Jenner continued appearing as a recurring guest star for the remainder of the fourth season beyond the seven episodes he had won. Jenner as Ryder has been promoted to the main cast as of the beginning of Glees fifth season.

==Musical performances==
In his first Glee episode, "The Role You Were Born to Play", Ryder performed Foreigner's "Juke Box Hero" with Finn, in what turned out to be an audition for Grease. Entertainment Weeklys Erin Strecker gave the performance a "B" grade, and added, "Nice debut, Blake Jenner."

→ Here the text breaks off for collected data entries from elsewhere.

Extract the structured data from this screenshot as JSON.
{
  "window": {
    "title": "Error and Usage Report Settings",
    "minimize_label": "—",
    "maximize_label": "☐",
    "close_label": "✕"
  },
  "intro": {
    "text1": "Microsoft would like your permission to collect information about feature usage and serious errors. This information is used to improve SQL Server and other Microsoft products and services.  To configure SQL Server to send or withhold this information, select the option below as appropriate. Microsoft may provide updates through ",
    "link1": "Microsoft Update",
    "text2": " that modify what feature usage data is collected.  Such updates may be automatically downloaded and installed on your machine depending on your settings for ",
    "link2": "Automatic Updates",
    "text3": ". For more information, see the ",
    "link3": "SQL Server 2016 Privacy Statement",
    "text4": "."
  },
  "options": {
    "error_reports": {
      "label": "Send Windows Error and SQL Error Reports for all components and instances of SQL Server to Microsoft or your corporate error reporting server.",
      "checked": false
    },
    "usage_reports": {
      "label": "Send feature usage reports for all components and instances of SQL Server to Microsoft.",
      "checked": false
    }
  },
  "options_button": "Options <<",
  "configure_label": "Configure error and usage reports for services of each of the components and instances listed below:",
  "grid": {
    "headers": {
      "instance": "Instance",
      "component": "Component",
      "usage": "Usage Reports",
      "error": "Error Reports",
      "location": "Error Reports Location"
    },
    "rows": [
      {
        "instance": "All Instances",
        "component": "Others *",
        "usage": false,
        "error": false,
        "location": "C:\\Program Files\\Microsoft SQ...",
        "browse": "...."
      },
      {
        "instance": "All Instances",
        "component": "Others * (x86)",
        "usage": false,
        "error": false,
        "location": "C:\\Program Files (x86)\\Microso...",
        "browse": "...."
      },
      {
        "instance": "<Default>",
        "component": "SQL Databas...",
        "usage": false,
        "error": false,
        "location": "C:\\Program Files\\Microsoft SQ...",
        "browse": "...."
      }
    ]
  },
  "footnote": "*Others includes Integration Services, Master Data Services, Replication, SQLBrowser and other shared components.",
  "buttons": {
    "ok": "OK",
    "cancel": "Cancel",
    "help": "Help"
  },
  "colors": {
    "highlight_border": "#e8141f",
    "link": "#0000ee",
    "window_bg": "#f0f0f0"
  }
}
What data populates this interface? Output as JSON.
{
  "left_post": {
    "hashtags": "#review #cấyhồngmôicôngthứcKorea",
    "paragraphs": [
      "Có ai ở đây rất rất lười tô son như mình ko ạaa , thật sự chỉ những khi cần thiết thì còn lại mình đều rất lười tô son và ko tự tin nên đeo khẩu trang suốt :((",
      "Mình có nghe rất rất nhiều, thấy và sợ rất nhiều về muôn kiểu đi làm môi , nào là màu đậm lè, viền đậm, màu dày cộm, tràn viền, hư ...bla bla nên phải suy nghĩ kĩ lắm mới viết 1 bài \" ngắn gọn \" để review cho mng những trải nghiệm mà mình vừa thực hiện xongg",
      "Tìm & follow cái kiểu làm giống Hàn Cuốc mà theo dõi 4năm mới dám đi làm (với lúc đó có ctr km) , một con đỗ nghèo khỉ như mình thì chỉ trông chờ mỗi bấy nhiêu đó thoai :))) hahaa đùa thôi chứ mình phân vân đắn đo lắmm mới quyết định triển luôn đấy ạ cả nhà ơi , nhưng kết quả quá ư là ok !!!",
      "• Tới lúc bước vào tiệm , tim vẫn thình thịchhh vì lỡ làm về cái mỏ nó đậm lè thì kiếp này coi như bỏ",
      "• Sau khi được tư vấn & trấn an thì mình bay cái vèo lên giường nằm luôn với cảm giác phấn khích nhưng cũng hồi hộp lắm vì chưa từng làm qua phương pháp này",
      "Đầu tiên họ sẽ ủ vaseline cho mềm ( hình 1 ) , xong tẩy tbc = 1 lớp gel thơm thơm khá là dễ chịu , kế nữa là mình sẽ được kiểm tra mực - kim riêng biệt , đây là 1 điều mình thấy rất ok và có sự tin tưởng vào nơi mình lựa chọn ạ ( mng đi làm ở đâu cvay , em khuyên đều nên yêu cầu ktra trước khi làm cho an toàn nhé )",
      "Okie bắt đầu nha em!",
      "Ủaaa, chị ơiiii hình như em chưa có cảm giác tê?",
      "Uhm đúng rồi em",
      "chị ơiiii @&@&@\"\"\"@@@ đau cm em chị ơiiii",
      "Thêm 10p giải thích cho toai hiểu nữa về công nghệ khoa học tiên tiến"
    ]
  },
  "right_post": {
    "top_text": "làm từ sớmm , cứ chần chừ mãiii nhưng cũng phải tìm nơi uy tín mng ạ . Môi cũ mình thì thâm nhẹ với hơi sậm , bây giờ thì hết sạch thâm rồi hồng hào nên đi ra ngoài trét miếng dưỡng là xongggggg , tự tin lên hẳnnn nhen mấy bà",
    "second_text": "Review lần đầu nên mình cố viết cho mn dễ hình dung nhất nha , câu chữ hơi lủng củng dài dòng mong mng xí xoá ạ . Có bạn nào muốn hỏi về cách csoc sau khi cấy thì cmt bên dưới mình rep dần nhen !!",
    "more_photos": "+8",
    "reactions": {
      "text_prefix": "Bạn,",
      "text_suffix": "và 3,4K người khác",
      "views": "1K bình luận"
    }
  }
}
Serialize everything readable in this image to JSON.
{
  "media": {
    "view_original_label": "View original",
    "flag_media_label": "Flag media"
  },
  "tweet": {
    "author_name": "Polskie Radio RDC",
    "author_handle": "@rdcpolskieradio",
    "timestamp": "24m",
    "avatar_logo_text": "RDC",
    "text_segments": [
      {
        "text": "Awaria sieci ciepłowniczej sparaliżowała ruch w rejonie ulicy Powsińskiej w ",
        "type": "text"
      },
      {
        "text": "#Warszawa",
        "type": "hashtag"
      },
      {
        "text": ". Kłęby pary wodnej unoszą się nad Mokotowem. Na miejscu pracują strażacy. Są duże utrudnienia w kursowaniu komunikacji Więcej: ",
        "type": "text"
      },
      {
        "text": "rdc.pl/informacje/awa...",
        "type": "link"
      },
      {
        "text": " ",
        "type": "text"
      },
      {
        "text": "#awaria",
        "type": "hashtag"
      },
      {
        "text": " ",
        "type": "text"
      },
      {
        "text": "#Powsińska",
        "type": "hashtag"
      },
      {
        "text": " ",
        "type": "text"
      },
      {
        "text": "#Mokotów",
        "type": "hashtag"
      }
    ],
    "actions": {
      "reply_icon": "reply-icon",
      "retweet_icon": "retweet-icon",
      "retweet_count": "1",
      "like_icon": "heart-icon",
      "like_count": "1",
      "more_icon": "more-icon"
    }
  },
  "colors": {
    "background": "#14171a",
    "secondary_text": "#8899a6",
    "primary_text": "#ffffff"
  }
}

In the following episode, having been cast as the musical's lead, Danny Zuko, he sang lead in "Greased Lightnin, and co-lead in parts of "You're the One That I Want". In the former number, Sandra Gonzalez of Entertainment Weekly called Ryder "very promising" and added that the number made her "really hopeful about New Direction's future" if the character stayed in the group; she gave it a "B+" grade; Mike Slezak of TVLine was more generous, giving it an "A".

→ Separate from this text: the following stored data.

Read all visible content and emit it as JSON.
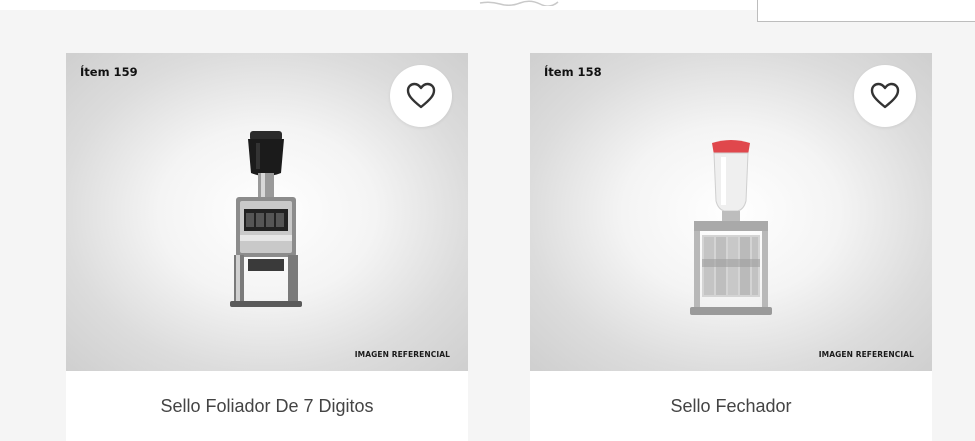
{
  "products": [
    {
      "item_label": "Ítem 159",
      "title": "Sello Foliador De 7 Digitos",
      "reference_label": "IMAGEN REFERENCIAL",
      "image_icon": "numbering-stamp-icon",
      "favorite_icon": "heart-outline-icon"
    },
    {
      "item_label": "Ítem 158",
      "title": "Sello Fechador",
      "reference_label": "IMAGEN REFERENCIAL",
      "image_icon": "date-stamp-icon",
      "favorite_icon": "heart-outline-icon"
    }
  ],
  "colors": {
    "background": "#f5f5f5",
    "card": "#ffffff",
    "title_text": "#444444",
    "stamp_red": "#e0474c"
  }
}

Samantha Highfill of Entertainment Weekly gave a "B+" grade to Ryder's rendition of "Everybody Hurts" in the "Lights Out" episode, and wrote, "This song was the perfect example of why Ryder needs to sing, like, all the time." Slezak also gave the number a "B+". Ryder was heard in vocals on three other songs in that episode: Highfill thought "You've Lost That Lovin' Feelin', for which he supplied the harmony line, was "a little underwhelming" and gave it a "B−"; "The Longest Time" received an "A−"; and she complimented the "strong male vocalists" in "We Will Rock You", to which she gave an "A" grade.

==Reception==
In Ryder's second episode, "Glease", Sandra Gonzalez of Entertainment Weekly was unenthusiastic about the bulimia storyline involving Marley, but noted that it did serve for the audience to get to know Ryder better, and that "so far, I'm liking everything about him." Slezak called Ryder "undeniable leading man material" in his review of the episode, though he was also unhappy with the bulimia sequence.

The A.V. Clubs Brandon Nowalk expressed dissatisfaction with the timing of Ryder's advent: "it seems like a problem to introduce Ryder Lynn one week, cast him as Danny Zuko the next, and ask us to care about some romantic entanglement of his while all the established plots fight for attention".

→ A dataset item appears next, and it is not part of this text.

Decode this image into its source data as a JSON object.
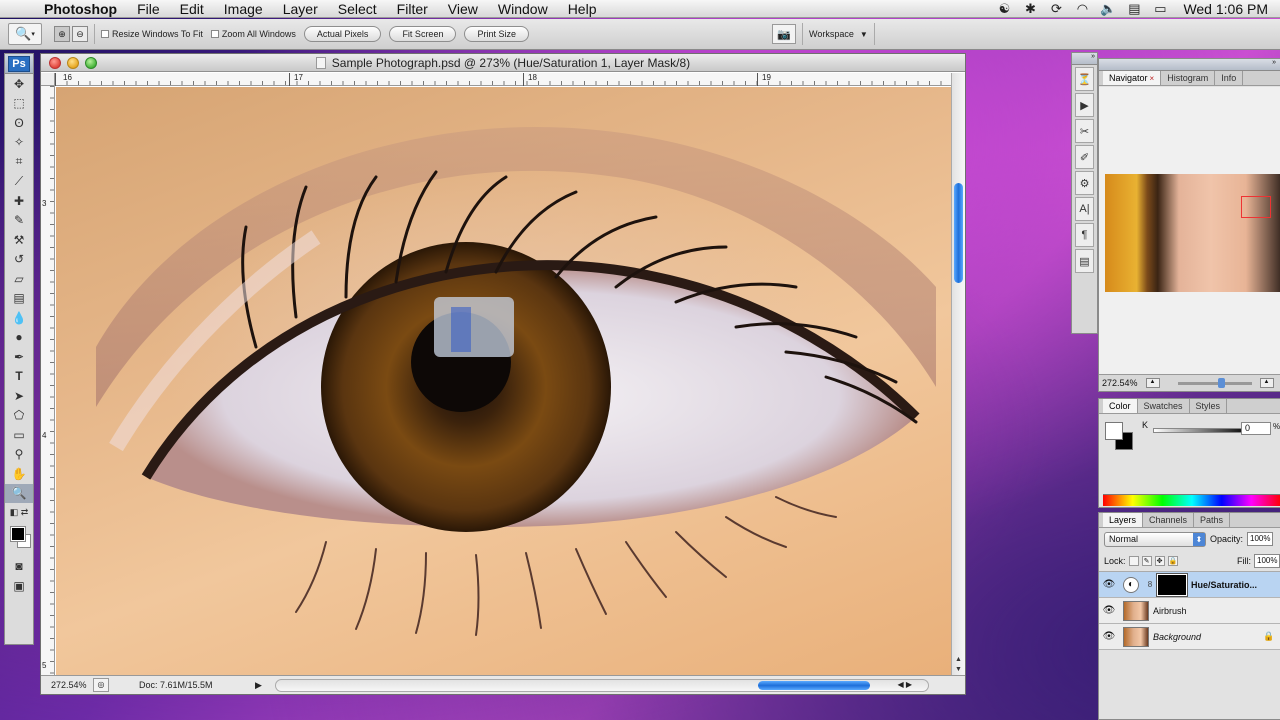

Ryder's scene with Finn in Dynamic Duets right after he learns he is dyslexic was praised by Strecker, who wrote that Jenner "did a great job", and by Slezak, who called it "a sweet, genuinely emotional scene". Rae Votta of Billboard magazine praised the entire dyslexia storyline: "What's great about this is it's Glee focusing on a story that isn't about a relationship at its core, it's about a boy and his own struggles … It's one of the most worthwhile and interesting things Glee has done".

In her review of the "Lights Out" episode near the end of the fourth season, Votta wrote of Ryder's telling the glee club that he had been molested when he was eleven years old: "Ryder's reveals have been the most interesting of the season, and this one is no disappointment."